Is skincare the most competitive category for you? Do you see that changing?

100%—overwhelmingly, actually. I don’t think that it’s going to slow down in terms of all the people out there that are looking to start a brand and be entrepreneurial or in terms of consumer interest.

Are there any categories that are particularly interesting that either you’ve just started expanding into or you’re thinking about expanding into?

We just launched Vella Bioscience, so that’s our first foray into sexual wellness, and it’s also CBD. Within two weeks, we sold out of it in Aspen. We started with small test orders. Obviously, we’re very pleased with selling out a couple of doors.

We would be very excited to introduce a new makeup brand that we don’t already carry to our customers, a clean cosmetics brand that also has great products and formulations—long-lasting, nice textures and coverage—and maybe an on-trend brand in terms of colors. Is there fun, fun colors that pop, strong, sexy lip colors and going-out colors? Some say that we’re moving towards the “Euphoria” trend, which I’m not sure about, but just something fun. Our customers are looking for newness there, and we’re just not seeing it in the industry.

How important is exclusivity to you as a retailer?

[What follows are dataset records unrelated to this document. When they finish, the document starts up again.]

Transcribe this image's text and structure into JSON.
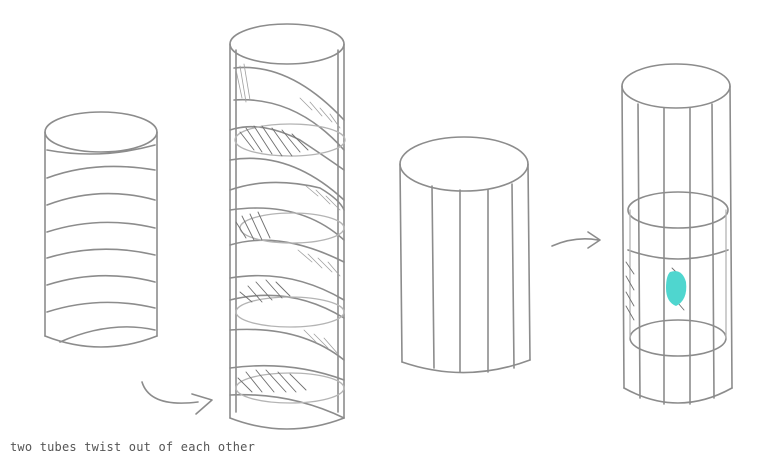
{
  "caption": "two tubes twist out of each other",
  "colors": {
    "stroke": "#8c8c8c",
    "highlight": "#4fd6cf",
    "background": "#ffffff"
  },
  "elements": {
    "striped_tube": "cylinder with diagonal stripes",
    "twisted_tube": "two tubes twisting around each other",
    "vertical_tube": "cylinder with vertical stripes",
    "caged_tube": "outer cage with inner tube",
    "arrows": [
      "arrow-left-to-twist",
      "arrow-to-cage"
    ]
  }
}
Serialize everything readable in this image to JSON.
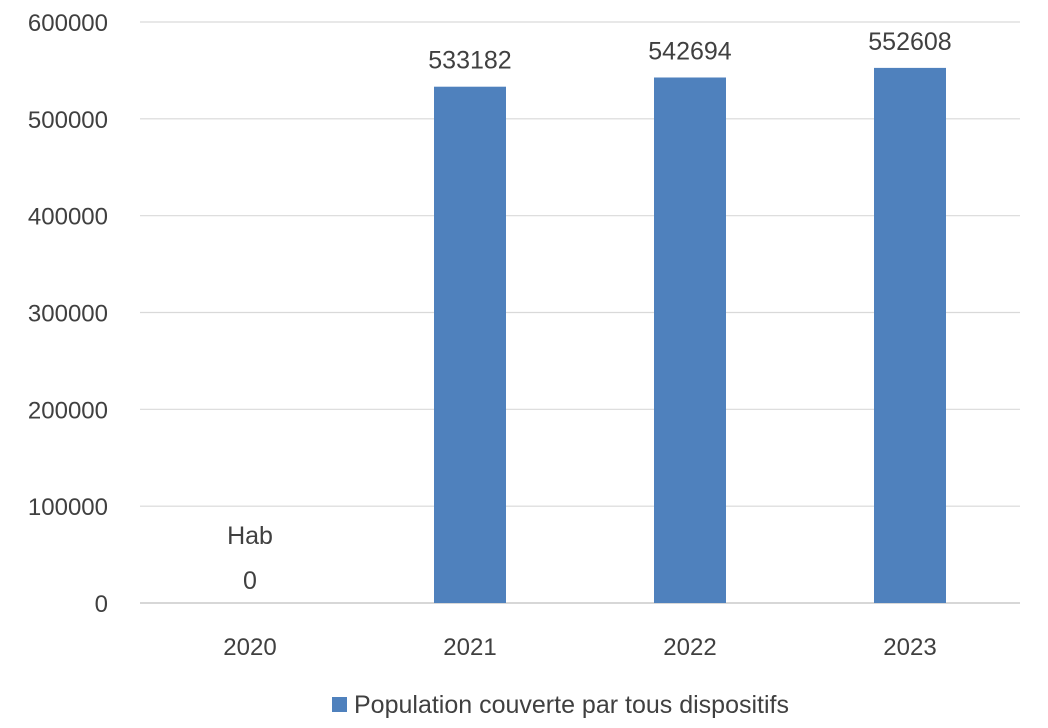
{
  "chart_data": {
    "type": "bar",
    "categories": [
      "2020",
      "2021",
      "2022",
      "2023"
    ],
    "series": [
      {
        "name": "Population couverte par tous dispositifs",
        "values": [
          0,
          533182,
          542694,
          552608
        ],
        "color": "#4f81bd"
      }
    ],
    "data_labels": [
      "0",
      "533182",
      "542694",
      "552608"
    ],
    "annotation": "Hab",
    "yticks": [
      "0",
      "100000",
      "200000",
      "300000",
      "400000",
      "500000",
      "600000"
    ],
    "ylim": [
      0,
      600000
    ],
    "grid": true,
    "legend_position": "bottom",
    "title": "",
    "xlabel": "",
    "ylabel": ""
  }
}
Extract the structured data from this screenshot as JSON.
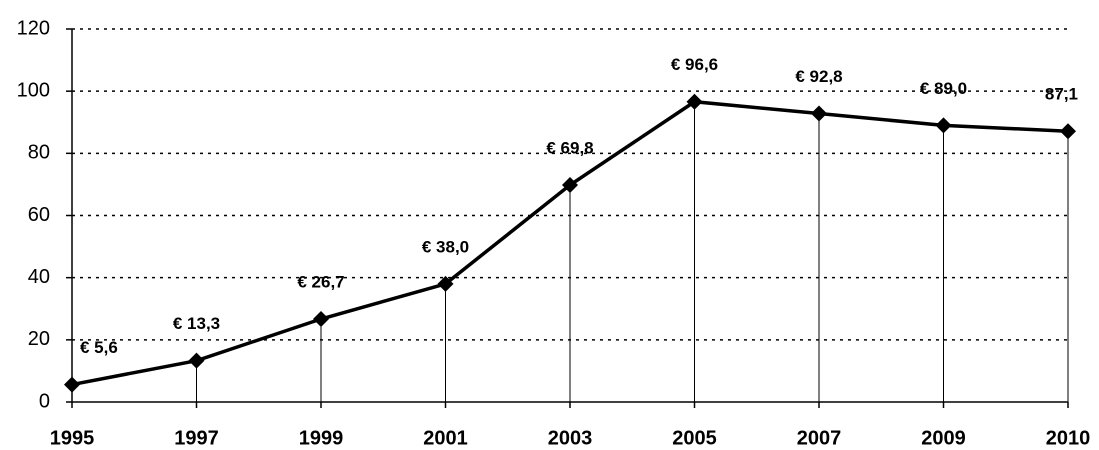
{
  "chart_data": {
    "type": "line",
    "categories": [
      "1995",
      "1997",
      "1999",
      "2001",
      "2003",
      "2005",
      "2007",
      "2009",
      "2010"
    ],
    "values": [
      5.6,
      13.3,
      26.7,
      38.0,
      69.8,
      96.6,
      92.8,
      89.0,
      87.1
    ],
    "value_labels": [
      "€ 5,6",
      "€ 13,3",
      "€ 26,7",
      "€ 38,0",
      "€ 69,8",
      "€ 96,6",
      "€ 92,8",
      "€ 89,0",
      "87,1"
    ],
    "color": "#000000",
    "ylim": [
      0,
      120
    ],
    "yticks": [
      0,
      20,
      40,
      60,
      80,
      100,
      120
    ],
    "grid": true
  }
}
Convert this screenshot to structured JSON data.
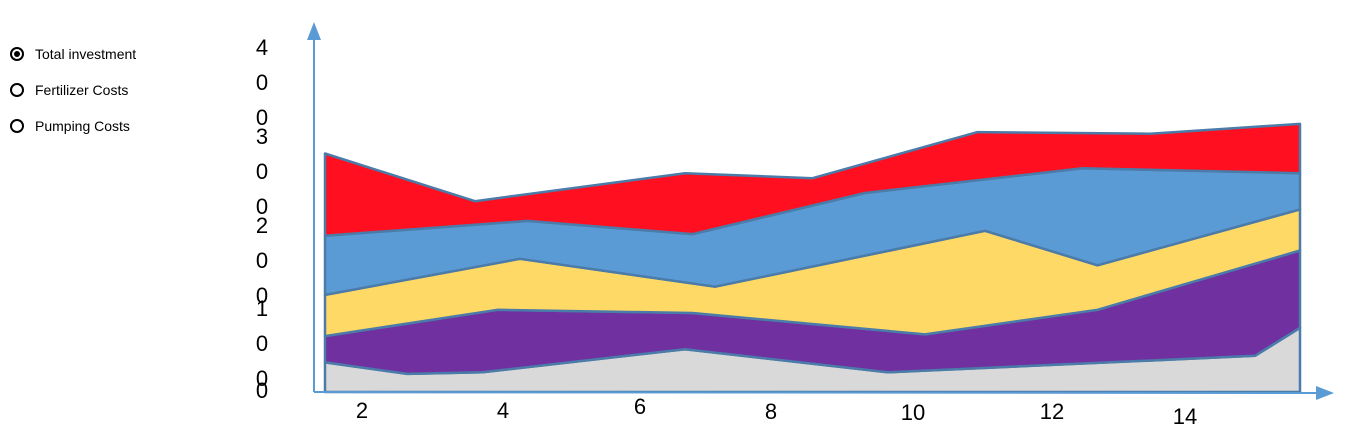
{
  "legend": {
    "items": [
      {
        "label": "Total investment",
        "selected": true
      },
      {
        "label": "Fertilizer Costs",
        "selected": false
      },
      {
        "label": "Pumping Costs",
        "selected": false
      }
    ]
  },
  "chart_data": {
    "type": "area",
    "stacked": true,
    "x_ticks": [
      2,
      4,
      6,
      8,
      10,
      12,
      14
    ],
    "y_ticks": [
      "4\n0\n0",
      "3\n0\n0",
      "2\n0\n0",
      "1\n0\n0",
      "0"
    ],
    "xlim": [
      1.4,
      15.4
    ],
    "ylim": [
      0,
      400
    ],
    "colors": [
      "#D9D9D9",
      "#7030A0",
      "#FFD966",
      "#5B9BD5",
      "#FF0F1F"
    ],
    "edge_color": "#4B7BA8",
    "series": [
      {
        "x": [
          2,
          3.1,
          4.1,
          6.8,
          9.5,
          14.4,
          15
        ],
        "y": [
          36,
          22,
          24,
          52,
          24,
          44,
          78
        ]
      },
      {
        "x": [
          2,
          4.3,
          6.9,
          10,
          12.3,
          15
        ],
        "y": [
          68,
          100,
          96,
          70,
          100,
          172
        ]
      },
      {
        "x": [
          2,
          4.6,
          7.2,
          10.8,
          12.3,
          15
        ],
        "y": [
          118,
          162,
          128,
          196,
          154,
          222
        ]
      },
      {
        "x": [
          2,
          4.7,
          6.9,
          9.2,
          12.1,
          15
        ],
        "y": [
          190,
          208,
          192,
          242,
          272,
          266
        ]
      },
      {
        "x": [
          2,
          4,
          6.8,
          8.5,
          10.7,
          13,
          15
        ],
        "y": [
          290,
          232,
          266,
          260,
          316,
          314,
          326
        ]
      }
    ]
  }
}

Exclusivity is very important. We’re aware that we’re 19 stores. So, while we do good volume within the 19 stores, 19 stores is probably not enough to get a full exclusive for a year. But, oftentimes, one plus one can equal three when a brand takes on good retail distribution, but we don’t want it to be with direct competitors. That’s more relative to the markets in which we have stores than it is to just the market on a national level.

How can a brand be successful in Cos Bar?

Once we get past great product, which goes without saying, the next most important thing is that they have an infrastructure that we know we can execute well on an ongoing basis across all the different functions. There needs to be a good relationship with the buyer, timely communication and follow-through. I know that sounds pretty obvious, but it doesn’t always happen.

The field is very important to us. We empower our store managers significantly. We want a bunch of entrepreneurs, and we’re basically giving them a beautiful store and want them to run it as a shopkeeper. The store manager needs a good relationship with the brand as well because they work directly with the brand to drive events. They need to be able to say, “Hey, we are doing an event, I need testers” or “I need more samples.” If we think that the brand has no infrastructure to provide that store-level support, then it’s highly likely that it’s not going to work for us, especially if it’s an unknown brand.

Are there any other must-have attributes like EDI capabilities or local warehouses that a brand needs to have in order to work with you?

As long they have domestic 3PL or warehouse, that’s fine. When they’re overseas and we have to deal with overseas shipments and the complexities there. that definitely turns into a problem. We are OK without EDI, but, then, all they’re going to get from us is basically a PDF of a PO, and they have to take that format as is.